Crystal structure of Helicobacter pylori MinE, a cell division topological specificity factor

• Published in: Molecular microbiology Vol. 76; no. 5; pp. 1222 - 1231
• Main Authors: Kang, Gil Bu, Song, Hye-Eun, Kim, Mun-Kyoung, Youn, Hyung-Seop, Lee, Jung-Gyu, An, June Yop, Chun, Jang-Soo, Jeon, Hyesung, Eom, Soo Hyun
• Format: Journal Article
• Language: English
• Published: Oxford, UK Oxford, UK : Blackwell Publishing Ltd 01.06.2010; Blackwell Publishing Ltd; Blackwell
• Subjects: Amino Acid Sequence; Bacteria; Bacterial Proteins - chemistry; Bacterial Proteins - genetics; Bacteriology; Biological and medical sciences; Cell Cycle Proteins - chemistry; Cell Cycle Proteins - genetics; Cell Division; Crystal structure; Crystallography, X-Ray; Escherichia coli; Fundamental and applied biological sciences. Psychology; Gram-negative bacteria; Helicobacter pylori; Helicobacter pylori - chemistry; Helicobacter pylori - cytology; Microbiology; Miscellaneous; Models, Molecular; Molecular Sequence Data; Protein Multimerization; Protein Structure, Quaternary; Protein Structure, Secondary; Proteins; Sequence Alignment; Specificity; Spirillales; Helicobacter pylori; Spirillaceae; Cell division; Bacteria; Crystalline structure
• ISSN: 0950-382X; 1365-2958
• DOI: 10.1111/j.1365-2958.2010.07160.x

In Gram-negative bacteria, proper placement of the FtsZ ring, mediated by nucleoid occlusion and the activities of the dynamic oscillating Min proteins MinC, MinD and MinE, is required for correct positioning of the cell division septum. MinE is a topological specificity factor that counters the activity of MinCD division inhibitor at the mid-cell division site. Its structure consists of an anti-MinCD domain and a topology specificity domain (TSD). Previous NMR analysis of truncated Escherichia coli MinE showed that the TSD domain contains a long α-helix and two anti-parallel β-strands, which mediate formation of a homodimeric α/β structure. Here we report the crystal structure of full-length Helicobacter pylori MinE and redefine its TSD based on that structure. The N-terminal region of the TSD (residues 19-26), previously defined as part of the anti-MinCD domain, forms a β-strand (βA) and participates in TSD folding.
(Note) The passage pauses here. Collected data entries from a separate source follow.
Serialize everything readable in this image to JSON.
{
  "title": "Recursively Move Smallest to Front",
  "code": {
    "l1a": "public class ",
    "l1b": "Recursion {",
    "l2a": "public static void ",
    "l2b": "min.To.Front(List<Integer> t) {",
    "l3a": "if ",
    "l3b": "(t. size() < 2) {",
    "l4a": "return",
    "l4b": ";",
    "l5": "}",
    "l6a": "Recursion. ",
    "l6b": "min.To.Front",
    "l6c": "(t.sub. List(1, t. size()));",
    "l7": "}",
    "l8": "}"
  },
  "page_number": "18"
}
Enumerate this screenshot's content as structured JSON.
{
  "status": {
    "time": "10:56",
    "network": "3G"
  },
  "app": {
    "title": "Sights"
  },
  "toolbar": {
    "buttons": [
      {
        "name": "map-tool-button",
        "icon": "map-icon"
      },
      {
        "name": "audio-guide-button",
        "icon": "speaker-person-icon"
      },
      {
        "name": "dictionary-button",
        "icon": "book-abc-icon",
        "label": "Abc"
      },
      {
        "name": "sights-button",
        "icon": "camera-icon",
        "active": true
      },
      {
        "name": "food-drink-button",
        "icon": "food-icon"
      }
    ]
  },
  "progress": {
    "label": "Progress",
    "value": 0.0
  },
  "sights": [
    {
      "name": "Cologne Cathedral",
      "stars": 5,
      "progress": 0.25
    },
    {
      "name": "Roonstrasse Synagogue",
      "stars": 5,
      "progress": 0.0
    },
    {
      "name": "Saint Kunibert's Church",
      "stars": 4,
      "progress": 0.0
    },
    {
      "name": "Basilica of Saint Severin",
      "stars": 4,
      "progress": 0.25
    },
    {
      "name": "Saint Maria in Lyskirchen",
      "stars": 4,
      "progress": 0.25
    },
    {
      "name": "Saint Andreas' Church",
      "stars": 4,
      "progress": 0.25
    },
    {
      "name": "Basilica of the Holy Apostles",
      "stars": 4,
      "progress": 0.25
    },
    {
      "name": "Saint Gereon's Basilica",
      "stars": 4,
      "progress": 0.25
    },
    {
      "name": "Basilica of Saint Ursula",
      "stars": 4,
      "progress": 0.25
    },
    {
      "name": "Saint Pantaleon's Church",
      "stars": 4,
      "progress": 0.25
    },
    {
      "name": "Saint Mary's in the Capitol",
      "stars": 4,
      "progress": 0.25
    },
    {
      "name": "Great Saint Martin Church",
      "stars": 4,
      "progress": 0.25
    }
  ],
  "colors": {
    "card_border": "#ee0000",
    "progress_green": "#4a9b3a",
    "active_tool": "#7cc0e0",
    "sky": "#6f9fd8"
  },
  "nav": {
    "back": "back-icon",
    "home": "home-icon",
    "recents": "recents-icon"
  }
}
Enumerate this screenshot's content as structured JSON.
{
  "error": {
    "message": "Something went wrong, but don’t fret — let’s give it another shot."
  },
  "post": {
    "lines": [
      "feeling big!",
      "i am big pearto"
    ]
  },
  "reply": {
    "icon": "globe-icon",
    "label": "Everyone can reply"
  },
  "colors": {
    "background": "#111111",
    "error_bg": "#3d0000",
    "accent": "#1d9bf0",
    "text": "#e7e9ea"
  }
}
In addition, H. pylori MinE forms a dimer through the interaction of anti-parallel βA-strands. Moreover, we observed serial dimer-dimer interactions within the crystal packing, resulting in the formation of a multimeric structure. We therefore redefine the functional domain of MinE and propose that a multimeric filamentous structure is formed through anti-parallel β-strand interactions.